Hearing Loss in Older Adults

Hearing Loss in Older Adults


When Mickey Fisher sits at the dinner table with his son and grandchildren, he feels like just a smiling face and a nodding head. He focuses on his string beans and chicken and holds down his grandson to prevent him from climbing on the table. His son turns his way and moves his mouth. Mickey hears something. It was a question, but the details of the question – he cannot decipher. His hearing has deteriorated so much in the last few years that his world is nearly silent and very lonely. Mickey represents so many older adults with hearing loss.

Approximately one in three people in the United States between the ages of 65 and 74 have hearing loss, and nearly half of those older than 75 have difficulty hearing. When hearing loss goes untreated, seniors can experience the following:


  • Frustration
  • Anger
  • Depression
  • Loneliness
  • Cognitive Decline


Hearing loss is a significant safety issue as well. With weakened hearing, a person may not be able to hear a siren, a verbal warning, and directions for medication management from the pharmacist.

Seniors with untreated hearing loss report a lower quality of life than those without hearing loss or those whose hearing loss has been treated with hearing aids.

But surprisingly, the majority of people with hearing loss do not use hearing aids. Some individuals are in denial. Since hearing loss occurs slowly over a period of time, they often don’t realize the significant loss that has occurred. They may blame others for not speaking clearly or for mumbling. In addition, wearing a hearing aid for many represents a submission to old age. The “I’m fine, leave me alone,” comment is a person’s attempt to exert his/her independence and strength. For some, hearing aids may also appear complicated to use and yet another challenging device for an older adult to adapt to. Perhaps the most valid reason pertains to cost. Medicaid does not cover hearing aids. With prices hovering around $2500 for a single hearing aid, this can be very difficult for low-income individuals.

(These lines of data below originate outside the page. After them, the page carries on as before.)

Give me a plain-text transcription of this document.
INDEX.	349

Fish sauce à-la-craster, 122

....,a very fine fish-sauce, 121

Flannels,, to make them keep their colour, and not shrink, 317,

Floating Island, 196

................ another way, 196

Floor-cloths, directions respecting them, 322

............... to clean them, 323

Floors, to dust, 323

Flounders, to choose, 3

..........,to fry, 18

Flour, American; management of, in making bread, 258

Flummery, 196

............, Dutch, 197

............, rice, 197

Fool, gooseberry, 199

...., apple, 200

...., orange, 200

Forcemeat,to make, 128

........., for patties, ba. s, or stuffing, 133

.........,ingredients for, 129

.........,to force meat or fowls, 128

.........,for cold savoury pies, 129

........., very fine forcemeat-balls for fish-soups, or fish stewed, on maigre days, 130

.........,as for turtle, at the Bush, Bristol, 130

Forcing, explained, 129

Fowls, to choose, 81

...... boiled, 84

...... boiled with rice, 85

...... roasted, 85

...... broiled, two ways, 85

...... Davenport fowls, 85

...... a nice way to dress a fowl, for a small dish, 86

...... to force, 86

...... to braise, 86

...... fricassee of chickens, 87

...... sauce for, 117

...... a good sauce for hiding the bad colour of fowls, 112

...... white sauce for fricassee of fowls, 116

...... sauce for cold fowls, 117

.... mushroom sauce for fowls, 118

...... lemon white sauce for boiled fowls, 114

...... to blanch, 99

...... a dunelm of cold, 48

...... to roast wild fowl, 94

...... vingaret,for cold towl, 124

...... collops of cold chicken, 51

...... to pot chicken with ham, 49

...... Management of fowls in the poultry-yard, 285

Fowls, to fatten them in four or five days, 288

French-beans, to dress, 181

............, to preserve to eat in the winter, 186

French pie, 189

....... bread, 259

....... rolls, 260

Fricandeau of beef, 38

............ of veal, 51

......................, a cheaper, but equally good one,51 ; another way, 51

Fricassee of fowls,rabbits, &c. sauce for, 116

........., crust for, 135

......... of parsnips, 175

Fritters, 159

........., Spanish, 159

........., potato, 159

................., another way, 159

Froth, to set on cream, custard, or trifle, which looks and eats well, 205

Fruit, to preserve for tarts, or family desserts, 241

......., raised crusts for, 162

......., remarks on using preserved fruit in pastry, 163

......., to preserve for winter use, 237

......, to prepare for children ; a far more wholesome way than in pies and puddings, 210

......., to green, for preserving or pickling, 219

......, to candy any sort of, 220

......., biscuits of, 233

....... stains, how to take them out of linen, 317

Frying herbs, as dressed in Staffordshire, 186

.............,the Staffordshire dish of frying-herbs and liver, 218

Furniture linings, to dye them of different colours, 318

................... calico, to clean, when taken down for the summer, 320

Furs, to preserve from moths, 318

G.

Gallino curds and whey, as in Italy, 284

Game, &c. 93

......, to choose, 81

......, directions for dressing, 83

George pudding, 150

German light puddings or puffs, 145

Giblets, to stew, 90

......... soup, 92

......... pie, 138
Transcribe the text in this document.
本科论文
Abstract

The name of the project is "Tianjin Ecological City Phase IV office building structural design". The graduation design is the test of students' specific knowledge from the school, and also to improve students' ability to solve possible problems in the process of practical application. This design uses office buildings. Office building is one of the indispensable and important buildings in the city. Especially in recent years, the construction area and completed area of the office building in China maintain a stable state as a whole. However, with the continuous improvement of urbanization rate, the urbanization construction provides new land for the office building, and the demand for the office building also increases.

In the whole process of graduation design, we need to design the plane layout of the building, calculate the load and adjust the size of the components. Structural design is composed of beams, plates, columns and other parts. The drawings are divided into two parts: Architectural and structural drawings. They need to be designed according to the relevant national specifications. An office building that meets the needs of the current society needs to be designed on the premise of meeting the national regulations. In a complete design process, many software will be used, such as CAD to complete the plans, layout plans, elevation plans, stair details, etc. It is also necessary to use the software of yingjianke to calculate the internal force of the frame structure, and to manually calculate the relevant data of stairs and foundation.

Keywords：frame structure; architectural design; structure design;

Nevertheless, it should be researched and pursued. When possible, family members should urge their relatives to obtain help. Whether it’s a hearing aid or amplifier, a cochlear implant, or simply learning how to read lips, older adults will benefit greatly from improved hearing.

They will be more aware of their surroundings, less lonely, more productive, more alert on a cognitive level, and more connected to the world around them.